For this reason, she says, you will find some recruiters may not respond unless a résumé is a good fit for the job orders on that recruiter’s desk. Her recommendation? Remember that you are your own headhunter and should always put down as much information about your skills as possible. Have a friend or spouse read your résumé to see if they can then describe to what you do in detail.

In addition, she notes, recruiters often look for very specific skills per client request. As an example, Spencer points to her client’s strict requirements for junior-level accountants who are finishing CPA certifications, willing to make a two-year commitment for placement in Bermuda, and meet immigration requirements, with an added plus for those with Sarbanes-Oxley experience.

Spencer offered additional tips on recruiter interaction for job seekers, including:

Remember professional courtesy. When you work with a recruiter, be responsive, returning phone calls in a timely manner, even if it’s only to state that you’re not interested in the position.

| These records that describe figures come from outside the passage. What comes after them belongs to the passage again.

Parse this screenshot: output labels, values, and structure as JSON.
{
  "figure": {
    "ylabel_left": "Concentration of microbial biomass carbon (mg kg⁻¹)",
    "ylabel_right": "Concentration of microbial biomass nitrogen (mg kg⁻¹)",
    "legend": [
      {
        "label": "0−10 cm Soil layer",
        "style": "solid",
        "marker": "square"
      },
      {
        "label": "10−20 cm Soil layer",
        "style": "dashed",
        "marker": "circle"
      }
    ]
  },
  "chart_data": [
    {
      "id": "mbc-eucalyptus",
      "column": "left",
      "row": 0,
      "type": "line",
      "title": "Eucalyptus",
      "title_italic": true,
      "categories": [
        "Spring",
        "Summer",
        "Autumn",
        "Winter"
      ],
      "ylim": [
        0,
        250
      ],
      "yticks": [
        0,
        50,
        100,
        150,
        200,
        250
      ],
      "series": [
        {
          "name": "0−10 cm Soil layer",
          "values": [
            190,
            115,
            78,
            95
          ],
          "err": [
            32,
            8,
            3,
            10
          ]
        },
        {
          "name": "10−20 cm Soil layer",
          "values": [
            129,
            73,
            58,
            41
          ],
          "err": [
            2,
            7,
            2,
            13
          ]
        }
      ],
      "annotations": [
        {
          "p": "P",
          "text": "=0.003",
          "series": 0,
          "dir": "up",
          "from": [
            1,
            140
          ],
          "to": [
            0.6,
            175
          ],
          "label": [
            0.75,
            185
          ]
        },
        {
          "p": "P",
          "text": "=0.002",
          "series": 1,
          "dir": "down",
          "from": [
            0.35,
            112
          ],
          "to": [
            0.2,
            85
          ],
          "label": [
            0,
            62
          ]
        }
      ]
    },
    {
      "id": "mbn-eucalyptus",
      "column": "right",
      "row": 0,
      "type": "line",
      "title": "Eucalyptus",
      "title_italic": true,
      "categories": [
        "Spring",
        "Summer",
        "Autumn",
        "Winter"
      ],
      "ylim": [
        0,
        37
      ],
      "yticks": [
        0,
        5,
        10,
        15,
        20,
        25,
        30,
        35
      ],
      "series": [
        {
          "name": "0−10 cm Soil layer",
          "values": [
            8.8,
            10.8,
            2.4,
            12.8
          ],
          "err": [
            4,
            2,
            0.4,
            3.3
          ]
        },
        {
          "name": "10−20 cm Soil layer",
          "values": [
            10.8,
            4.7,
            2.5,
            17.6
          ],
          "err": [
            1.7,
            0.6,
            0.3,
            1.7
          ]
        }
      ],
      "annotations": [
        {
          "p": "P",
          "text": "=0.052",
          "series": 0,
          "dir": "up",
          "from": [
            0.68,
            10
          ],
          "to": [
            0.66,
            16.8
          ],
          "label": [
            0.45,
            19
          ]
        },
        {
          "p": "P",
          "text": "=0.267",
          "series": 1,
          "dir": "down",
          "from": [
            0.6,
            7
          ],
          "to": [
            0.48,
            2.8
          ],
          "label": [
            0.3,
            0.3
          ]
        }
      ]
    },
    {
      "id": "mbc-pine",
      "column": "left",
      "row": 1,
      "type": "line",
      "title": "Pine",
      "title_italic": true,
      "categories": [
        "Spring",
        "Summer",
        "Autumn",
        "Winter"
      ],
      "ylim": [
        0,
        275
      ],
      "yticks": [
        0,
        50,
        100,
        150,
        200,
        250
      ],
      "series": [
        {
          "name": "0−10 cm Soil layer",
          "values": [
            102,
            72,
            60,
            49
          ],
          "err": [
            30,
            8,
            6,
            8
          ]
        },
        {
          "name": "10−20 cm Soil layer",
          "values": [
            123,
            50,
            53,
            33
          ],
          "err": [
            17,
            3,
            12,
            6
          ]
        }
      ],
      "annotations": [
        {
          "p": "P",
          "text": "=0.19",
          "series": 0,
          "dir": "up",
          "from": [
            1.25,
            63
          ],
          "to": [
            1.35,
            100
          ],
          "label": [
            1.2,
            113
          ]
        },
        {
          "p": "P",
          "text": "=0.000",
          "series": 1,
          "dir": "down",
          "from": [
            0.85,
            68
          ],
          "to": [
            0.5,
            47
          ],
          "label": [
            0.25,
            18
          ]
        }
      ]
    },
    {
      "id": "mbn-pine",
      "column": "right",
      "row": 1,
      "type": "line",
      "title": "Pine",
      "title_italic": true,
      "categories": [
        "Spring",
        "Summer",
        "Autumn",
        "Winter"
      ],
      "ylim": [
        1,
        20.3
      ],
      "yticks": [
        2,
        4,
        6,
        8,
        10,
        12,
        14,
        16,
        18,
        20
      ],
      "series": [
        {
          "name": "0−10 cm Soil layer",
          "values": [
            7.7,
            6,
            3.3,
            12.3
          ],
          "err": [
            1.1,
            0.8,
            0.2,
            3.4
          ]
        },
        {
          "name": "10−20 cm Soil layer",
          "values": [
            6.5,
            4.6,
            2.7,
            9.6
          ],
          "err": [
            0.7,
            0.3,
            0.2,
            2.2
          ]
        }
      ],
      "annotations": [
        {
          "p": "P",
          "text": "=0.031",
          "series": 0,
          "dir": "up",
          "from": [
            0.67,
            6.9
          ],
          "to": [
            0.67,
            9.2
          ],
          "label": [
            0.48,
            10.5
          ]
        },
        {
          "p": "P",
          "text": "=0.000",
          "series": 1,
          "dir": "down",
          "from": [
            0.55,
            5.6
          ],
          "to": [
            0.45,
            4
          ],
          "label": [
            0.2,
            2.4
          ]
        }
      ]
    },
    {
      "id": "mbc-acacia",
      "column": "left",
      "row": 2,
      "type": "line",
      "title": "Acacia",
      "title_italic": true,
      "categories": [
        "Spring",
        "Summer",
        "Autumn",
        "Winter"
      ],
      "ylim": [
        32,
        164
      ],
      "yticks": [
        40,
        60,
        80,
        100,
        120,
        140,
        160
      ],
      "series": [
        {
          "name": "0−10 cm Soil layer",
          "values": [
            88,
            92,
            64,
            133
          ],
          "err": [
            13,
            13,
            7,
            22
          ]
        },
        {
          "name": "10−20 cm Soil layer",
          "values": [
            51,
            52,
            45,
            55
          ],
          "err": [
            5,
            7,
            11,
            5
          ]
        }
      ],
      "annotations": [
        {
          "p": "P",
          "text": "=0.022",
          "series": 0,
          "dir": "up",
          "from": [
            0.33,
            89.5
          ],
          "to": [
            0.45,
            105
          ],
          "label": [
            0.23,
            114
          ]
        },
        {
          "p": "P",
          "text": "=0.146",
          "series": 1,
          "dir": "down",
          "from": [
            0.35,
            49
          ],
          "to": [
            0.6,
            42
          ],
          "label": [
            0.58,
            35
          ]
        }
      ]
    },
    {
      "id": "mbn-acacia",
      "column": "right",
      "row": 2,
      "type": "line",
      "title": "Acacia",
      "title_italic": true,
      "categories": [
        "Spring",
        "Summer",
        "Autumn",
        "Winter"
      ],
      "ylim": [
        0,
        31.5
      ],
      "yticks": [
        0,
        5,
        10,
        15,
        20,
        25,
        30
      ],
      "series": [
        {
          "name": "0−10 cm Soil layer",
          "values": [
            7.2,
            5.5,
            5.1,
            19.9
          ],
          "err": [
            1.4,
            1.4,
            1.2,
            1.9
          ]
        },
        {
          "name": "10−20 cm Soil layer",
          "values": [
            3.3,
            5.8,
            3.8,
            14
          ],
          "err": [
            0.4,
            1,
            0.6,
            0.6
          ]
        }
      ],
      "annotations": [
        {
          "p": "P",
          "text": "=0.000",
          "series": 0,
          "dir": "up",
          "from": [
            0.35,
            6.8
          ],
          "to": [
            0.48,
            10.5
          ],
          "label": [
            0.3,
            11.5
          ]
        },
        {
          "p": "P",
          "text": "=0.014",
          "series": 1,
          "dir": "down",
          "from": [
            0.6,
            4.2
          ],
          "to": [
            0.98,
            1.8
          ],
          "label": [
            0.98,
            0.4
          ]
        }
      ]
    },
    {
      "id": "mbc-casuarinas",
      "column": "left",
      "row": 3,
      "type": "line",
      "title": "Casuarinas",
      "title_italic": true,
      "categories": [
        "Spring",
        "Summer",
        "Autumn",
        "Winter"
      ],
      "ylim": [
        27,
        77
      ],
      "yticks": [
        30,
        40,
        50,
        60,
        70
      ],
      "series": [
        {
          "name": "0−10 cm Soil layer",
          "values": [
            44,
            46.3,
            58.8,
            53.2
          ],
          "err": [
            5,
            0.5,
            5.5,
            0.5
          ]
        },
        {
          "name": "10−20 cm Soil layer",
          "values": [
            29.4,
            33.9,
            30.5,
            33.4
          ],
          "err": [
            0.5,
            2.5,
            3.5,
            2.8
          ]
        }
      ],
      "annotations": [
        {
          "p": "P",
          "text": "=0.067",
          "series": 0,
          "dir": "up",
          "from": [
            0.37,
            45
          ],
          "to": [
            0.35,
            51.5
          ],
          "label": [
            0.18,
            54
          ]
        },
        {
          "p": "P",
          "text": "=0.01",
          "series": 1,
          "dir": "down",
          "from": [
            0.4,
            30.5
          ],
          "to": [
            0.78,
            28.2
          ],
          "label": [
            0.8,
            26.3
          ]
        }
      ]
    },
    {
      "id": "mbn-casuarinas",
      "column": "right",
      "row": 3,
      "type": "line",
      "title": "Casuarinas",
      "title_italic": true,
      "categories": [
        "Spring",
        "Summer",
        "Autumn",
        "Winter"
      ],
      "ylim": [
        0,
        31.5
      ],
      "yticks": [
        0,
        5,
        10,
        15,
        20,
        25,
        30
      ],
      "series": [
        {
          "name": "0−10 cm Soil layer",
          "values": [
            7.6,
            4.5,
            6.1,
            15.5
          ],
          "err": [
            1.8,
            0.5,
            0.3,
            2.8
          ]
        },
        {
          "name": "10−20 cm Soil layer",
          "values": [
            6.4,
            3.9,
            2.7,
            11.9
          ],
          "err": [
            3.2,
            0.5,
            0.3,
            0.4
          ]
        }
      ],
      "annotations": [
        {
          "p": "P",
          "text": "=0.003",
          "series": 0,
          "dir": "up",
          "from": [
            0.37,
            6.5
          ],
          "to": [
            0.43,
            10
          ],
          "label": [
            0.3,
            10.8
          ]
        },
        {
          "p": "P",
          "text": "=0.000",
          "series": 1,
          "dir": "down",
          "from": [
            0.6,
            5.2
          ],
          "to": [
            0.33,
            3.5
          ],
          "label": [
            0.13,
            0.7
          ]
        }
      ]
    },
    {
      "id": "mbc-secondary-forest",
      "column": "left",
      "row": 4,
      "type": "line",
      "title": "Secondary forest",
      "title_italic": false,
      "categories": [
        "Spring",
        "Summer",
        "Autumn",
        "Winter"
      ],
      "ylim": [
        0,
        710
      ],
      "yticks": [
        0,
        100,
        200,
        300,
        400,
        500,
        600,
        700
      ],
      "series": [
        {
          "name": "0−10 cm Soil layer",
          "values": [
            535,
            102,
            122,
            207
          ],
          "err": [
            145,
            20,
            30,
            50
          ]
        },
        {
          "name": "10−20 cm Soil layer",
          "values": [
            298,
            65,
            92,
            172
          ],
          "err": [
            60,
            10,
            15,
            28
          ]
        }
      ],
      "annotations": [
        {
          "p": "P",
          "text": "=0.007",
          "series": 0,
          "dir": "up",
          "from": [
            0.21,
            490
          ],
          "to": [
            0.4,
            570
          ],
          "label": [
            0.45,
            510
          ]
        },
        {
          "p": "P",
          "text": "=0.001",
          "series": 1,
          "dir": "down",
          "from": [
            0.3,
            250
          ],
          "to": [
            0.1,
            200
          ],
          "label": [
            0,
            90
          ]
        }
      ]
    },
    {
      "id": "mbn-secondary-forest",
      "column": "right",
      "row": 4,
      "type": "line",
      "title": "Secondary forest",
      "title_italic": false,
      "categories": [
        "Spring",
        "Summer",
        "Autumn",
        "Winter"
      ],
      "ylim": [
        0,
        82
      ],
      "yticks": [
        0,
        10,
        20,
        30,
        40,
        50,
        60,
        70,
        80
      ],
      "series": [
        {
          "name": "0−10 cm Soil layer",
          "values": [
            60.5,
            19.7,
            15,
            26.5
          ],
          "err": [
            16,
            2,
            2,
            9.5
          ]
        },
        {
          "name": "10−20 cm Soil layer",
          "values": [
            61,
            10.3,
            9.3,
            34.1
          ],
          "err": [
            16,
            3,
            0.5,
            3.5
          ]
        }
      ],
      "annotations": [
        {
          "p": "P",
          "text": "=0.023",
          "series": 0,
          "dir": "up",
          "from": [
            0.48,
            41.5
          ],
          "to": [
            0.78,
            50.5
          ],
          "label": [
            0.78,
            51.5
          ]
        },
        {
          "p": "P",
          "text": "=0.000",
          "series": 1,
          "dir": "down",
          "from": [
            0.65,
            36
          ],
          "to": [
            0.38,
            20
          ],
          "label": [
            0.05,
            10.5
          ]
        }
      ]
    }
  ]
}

Spencer says that you may run across situations where the same recruiter will have a plum job that fits your qualifications in a matter of months—and they will remember your professionalism when it comes to approaching you again. “Recruiters have very long memories,” she says.

In addition, staying in touch over time, perhaps sending a brief communication every few months, can let the recruiter know that you are still in the game while maintaining your network. Don’t forget to ask the recruiter if you can pass along his or her name to other qualified candidates.

Know the difference between retained search and contingency recruiting. Retained search arrangements are established so that the recruiter can work exclusively on that search for the client, where a contingency recruiter is not exclusive to a search, and the client can be working with more than one recruiter. Contingency recruiters, she says, tend to have a higher volume of job orders as well.

Retained recruiters make an estimate of the fee, and bill for a portion of the fee to initiate the engagement from the client. Typically, Spencer says, companies that are looking for very senior–level executives will use retained search consultants or recruiters.

Remember, too, that when it comes to fees for either contingency or retained searches, neither recruiters nor consultants will accept fees from individuals that are looking for jobs.

Target your résumé to the job opening. A general resume, she says, doesn’t tell the recruiter enough about you for them to see a match between your background and the client company’s needs.

“If a recruiter asks you to add some information to your résumé, listen well,” Spencer says, clarifying that there are often years of perspective behind this advice, and recruiters tend to know what employers are looking for.

Remember that what you say online can travel—and fast. Be careful how your opinions are presented, both online and off. Spencer says she has seen blog postings where currently employed professionals ask how to find a contact inside another company.

Don’t assume your employer isn’t reading what you post, she cautions, and be aware of who might be reading the blog, as it is open to many people. She notes that recruiters, in particular, tend to keep in touch with each other and compare notes frequently.

Not all recruiters have access to all jobs. “Just because a company in your area has a job opening doesn’t mean that all recruiters are working with them,” Spencer says. Clients often have a preference for recruiters that they may have worked with in the past.

In other words, contact other recruiters as needed who source candidates in your field. This can expand your network, and help you to spread the word about your search.